December 17, 2009
Better Than: New York mustaches. (And NY mustache rides, for that matter)
In the world of mustaches, there are wanna-bees, there are growers, and then there are serious competitors. The latter group wound up at the Rickshaw Stop last night, as 21 of San Francisco's finest mustache-growing competitors got up to the tips of their staches in beer froth at the annual Mustache Bash
. By the end of the competition, when the foam had settled and the hardcore growers had been picked out from the masses, there was really only one thing left to say: We beat New York.
Yes folks, the annual mustache bash isn't just a moment to celebrate the creepiest of the late 1970s fetishes. And no, competitors don't grow and share their staches just for the masses to ogle and swoon. These competitors did it for the kids, folks. This year, the San Francisco chapter of Mustaches for Kids raised more than $84,000 (no joke -- they did it with mustaches) -- which is nearly $10,000 more than last year's mustache fundraiser.By the end of the night, they had bumped that number higher than New York's competing mustache bash fundraiser. BOOM. Recession, what? All proceeds went to DonorsChoose.org
, an online charity raising money for the nation's public schools.
The key to the success of the mustache-based organization is, as they advertise on their Web site, putting the "fun" back in fund-raising. Here's the deal: On Tues, Nov. 10, all entrants shaved completely and agreed to the Mustache Bash rules to compete for the winning title of "Sweetest Stache, 2009." Each entrant raised money during their four weeks of growing, and last night, 21 of those entrants were judged based on a short but important list of amazing-stache criteria. The first test: beer froth retention.
The retention contest was only round one (*hint for contestants next year: try the shake-your-head-no technique while guzzling the Guiness ... all the winners did it!). By round two, the judges had whittled the hair farmers down from 21 to seven. Competition was fierce this year, as noted by MC Andrew Bancroft at the start of the show, when he pointed out all of the "burly motherfuckers" -- including folks dressed as body builders, cops, gym class instructors, airforce pilots, and cowboys -- who had decided to enter. But costumes didn't make the stache, as was evidenced by the fact that Banana Stache, AKA guy dressed in a banana suit with just about the best puns ever, didn't make it to the semi-finals. But he did make this review.

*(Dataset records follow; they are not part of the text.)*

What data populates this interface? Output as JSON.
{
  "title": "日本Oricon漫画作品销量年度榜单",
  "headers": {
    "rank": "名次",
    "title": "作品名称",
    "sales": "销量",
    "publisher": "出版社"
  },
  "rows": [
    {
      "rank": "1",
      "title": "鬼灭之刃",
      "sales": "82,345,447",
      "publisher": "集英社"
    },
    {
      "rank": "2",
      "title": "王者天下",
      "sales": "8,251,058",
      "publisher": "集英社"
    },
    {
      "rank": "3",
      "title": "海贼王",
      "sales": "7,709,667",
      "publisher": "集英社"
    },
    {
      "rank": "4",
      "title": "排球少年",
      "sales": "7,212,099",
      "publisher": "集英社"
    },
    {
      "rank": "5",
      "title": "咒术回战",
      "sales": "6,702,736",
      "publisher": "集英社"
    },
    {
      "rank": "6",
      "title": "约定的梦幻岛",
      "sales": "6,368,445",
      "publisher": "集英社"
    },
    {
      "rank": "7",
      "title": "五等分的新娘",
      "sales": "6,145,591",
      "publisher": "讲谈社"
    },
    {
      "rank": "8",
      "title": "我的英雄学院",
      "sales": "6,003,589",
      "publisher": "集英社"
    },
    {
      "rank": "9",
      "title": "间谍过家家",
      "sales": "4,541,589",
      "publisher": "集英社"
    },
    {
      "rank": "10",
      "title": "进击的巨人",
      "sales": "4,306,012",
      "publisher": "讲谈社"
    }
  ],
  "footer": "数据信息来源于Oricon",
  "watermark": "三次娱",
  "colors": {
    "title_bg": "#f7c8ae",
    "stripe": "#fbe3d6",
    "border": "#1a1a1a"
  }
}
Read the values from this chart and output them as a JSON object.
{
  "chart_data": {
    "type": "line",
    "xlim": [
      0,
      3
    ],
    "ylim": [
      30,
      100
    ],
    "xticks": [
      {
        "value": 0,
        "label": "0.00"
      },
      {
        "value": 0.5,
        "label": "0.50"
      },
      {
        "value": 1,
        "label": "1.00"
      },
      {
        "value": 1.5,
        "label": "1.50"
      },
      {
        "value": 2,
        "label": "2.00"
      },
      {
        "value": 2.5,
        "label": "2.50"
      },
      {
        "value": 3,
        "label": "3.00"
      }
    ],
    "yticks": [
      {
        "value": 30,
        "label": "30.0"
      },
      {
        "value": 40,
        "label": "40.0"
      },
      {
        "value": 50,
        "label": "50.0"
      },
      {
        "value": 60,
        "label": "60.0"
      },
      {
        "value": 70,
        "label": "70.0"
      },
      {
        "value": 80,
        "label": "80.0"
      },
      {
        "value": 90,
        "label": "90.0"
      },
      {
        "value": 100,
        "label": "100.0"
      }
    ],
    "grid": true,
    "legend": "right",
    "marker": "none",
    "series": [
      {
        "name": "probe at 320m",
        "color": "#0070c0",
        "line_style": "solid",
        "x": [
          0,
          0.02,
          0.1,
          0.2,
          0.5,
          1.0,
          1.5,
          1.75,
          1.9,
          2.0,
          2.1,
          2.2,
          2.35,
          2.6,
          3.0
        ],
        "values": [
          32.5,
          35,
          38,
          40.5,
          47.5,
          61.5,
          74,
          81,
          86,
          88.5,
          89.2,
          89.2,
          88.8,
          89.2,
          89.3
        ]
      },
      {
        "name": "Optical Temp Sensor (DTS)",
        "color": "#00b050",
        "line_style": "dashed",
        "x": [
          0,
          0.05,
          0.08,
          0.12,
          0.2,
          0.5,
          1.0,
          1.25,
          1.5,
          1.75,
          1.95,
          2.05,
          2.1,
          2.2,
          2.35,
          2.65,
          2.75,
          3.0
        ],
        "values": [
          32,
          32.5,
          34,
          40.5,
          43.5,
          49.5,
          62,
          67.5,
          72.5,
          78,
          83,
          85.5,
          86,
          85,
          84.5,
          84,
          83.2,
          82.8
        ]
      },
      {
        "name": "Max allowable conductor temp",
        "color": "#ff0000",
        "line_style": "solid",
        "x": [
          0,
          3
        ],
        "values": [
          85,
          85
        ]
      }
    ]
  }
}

Shout out to banana stache from banana land.
In round two, contestants really had to prove that they had more than just a fine-looking, beer-retaining stache. Not only did they have to read a "Stache-ku" (haiku about their mustache) to the crowd, but they also put their sexy stache power to the test by giving the judge of their choice a giant smooch wherever the judge pleased. Things definitely got a bit dirty.
And then there were three. The final round had contestants weight-lifting with their staches using a Medieval looking contraption that hooked the two ends of the stache to one of three objects of various weights. It actually became two objects after the first of the final three ate the first object-- a flower. MC Bancroft was pretty convinced this contestant was on an acid trip, especially after he took off his pants and tucked his shirt into a pair of leopard-print skivies. Like I said, things got dirty.
By the end of the evening it was down to two of the best staches in the Stop: one belonged to a burly man from Moscow in a very form-fitting wrestling outfit who went by the name, Stache-a (pronounced "Stasha"), and the other to a soft-spoken cowboy named Cart. Both had been getting straight 10s all night from the judges, and so the final round had to be decided by a "Stache-o-war," which is sort of like a tug-o-war, except, well, with mustaches. They connected their mustaches together with the Medieval contraption and pulled until hooks fell off of Stashe-a's stache and Cart was declared to have grown the ultimate "Sweetest Stache."
The other big winner of the night, it should be noted, was an entrant by the name of Ahmad, who managed to raise $18,000 and was declared biggest fundraiser of the contest. He didn't say, however, whether he was going to be shaving that $18K mustache any time soon.
I'm not sure who the usual MC for this deal is (apparently someone very special, as certain entrants in the competition attempted to make-out with a framed picture of him featured on stage), but the MC this year, Mr. Bancroft, did a fine job of filling what appeared to be a gigantic upper-lip-sized vacancy.
By the way:
Also have to shout out all the "weak stache" growers who found they had little to show after four weeks, but still stayed in the competition last night. Sometimes subtle is sexy.